Temporary Protected Status – Press Release

IJDH applauds DHS Secretary Mayorkas’s announcement this morning that the Biden Administration is extending and redesignating Haiti for Temporary Protected Status (TPS).  The legal and factual grounds for these actions are compelling:  no one should be deported to Haiti’s currently dire conditions.

Haiti’s redesignation for TPS will permit Haitians to apply for TPS’ protection from deportation and for work permits if they were in the United States on or before June 3, 2024, and otherwise qualify.  This includes current TPS holders, all of whom arrived in the United States by November 6, 2022, and about 300,000 additional Haitians who arrived thereafter, most legally paroled into the United States under the processes for Cubans, Haitians, Nicaraguans, and Venezuelans begun in January 2023, the Haitian Family Reunification Program, and otherwise.

Proactively coordinating with local and national allies, writing and soliciting organizational support and op-eds, and widely circulating support items, IJDH for months intensely championed Haiti’s redesignation for TPS, which was broadly urged by political leaders and organizations.  Support included May 7’s Capitol Hill press conference by U.S. lawmakers and civil society leaders; a March 18 letter to Secretaries Mayorkas and Blinken from 20 U.S. Senators and 47 U.S. Representatives; a March 26 letter from 482 organizations nationally; a separate letter from 53 U.S. Representatives on April 23 (available on request); Miami-Dade County Commissioner Marleine Bastien’s Miami Herald op-ed (April 24); and Marcela Garcia’s Boston Globe column (April 5), among other support.  For example, U.S. Senators Markey, Booker, Butler, Duckworth, and Warren, with House Haiti Caucus Co-Chairs Pressley, Cherfilus-McCormick, and Clarke, and Rep. McGovern urged a Haiti deportation halt in a May 15 letter to Secretary Mayorkas.
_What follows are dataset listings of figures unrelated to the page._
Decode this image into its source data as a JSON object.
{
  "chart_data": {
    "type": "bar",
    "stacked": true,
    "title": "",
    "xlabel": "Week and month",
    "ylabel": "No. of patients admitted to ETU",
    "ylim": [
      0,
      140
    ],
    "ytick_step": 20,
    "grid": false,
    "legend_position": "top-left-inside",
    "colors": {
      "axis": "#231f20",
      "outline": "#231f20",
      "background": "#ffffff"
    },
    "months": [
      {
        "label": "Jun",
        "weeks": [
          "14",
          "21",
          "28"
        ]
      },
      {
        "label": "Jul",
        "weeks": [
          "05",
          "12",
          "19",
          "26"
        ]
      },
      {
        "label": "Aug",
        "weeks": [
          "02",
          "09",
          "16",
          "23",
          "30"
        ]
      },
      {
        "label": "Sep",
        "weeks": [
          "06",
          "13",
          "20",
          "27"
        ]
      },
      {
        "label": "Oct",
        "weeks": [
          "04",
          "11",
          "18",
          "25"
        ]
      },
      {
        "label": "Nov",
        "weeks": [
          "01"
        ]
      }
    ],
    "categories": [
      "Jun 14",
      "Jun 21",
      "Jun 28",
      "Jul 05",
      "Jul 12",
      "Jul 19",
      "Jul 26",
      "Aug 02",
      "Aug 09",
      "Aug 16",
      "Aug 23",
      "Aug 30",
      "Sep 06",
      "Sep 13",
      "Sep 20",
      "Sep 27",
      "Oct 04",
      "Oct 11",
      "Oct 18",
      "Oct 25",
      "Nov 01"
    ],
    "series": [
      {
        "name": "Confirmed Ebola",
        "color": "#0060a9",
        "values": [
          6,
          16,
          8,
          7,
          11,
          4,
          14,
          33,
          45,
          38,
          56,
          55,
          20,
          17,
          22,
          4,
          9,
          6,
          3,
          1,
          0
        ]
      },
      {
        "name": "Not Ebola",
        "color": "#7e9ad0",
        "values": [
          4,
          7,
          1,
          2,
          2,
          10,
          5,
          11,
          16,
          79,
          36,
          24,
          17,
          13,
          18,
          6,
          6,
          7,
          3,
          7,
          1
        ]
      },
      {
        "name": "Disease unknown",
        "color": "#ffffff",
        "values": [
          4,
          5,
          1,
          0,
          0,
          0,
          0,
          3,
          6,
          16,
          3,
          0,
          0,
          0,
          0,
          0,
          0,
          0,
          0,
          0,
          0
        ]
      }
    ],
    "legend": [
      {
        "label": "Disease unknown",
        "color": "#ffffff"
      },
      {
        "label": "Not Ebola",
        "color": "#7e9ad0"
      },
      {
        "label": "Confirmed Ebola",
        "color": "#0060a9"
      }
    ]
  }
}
Haiti’s extremely dire current conditions necessitating the country’s redesignation for TPS unfortunately remain a by-product of an anti-democratic U.S. foreign policy which continues to frustrate the aspirations of Haiti’s people for democratic self-rule.  If the Biden Administration wishes to sustainably reduce immigration pressures from Haiti, it will, as independent observers like IJDH have been urging for years, immediately cease its support for the corrupt PHTK party and other undemocratic actors that continue to block progress toward the democratic governance which Haitian civil society has been demanding for years.  Only then can truly fair elections be conducted and a legitimate government formed. 

But kudos today to Secretaries Mayorkas and Blinken and the Biden Administration for taking this necessary and appropriate step, and to all of the U.S. Senators and Representatives (including the entire Massachusetts delegation) as well as the nearly 500 organizations whose advocacy helped bring it about!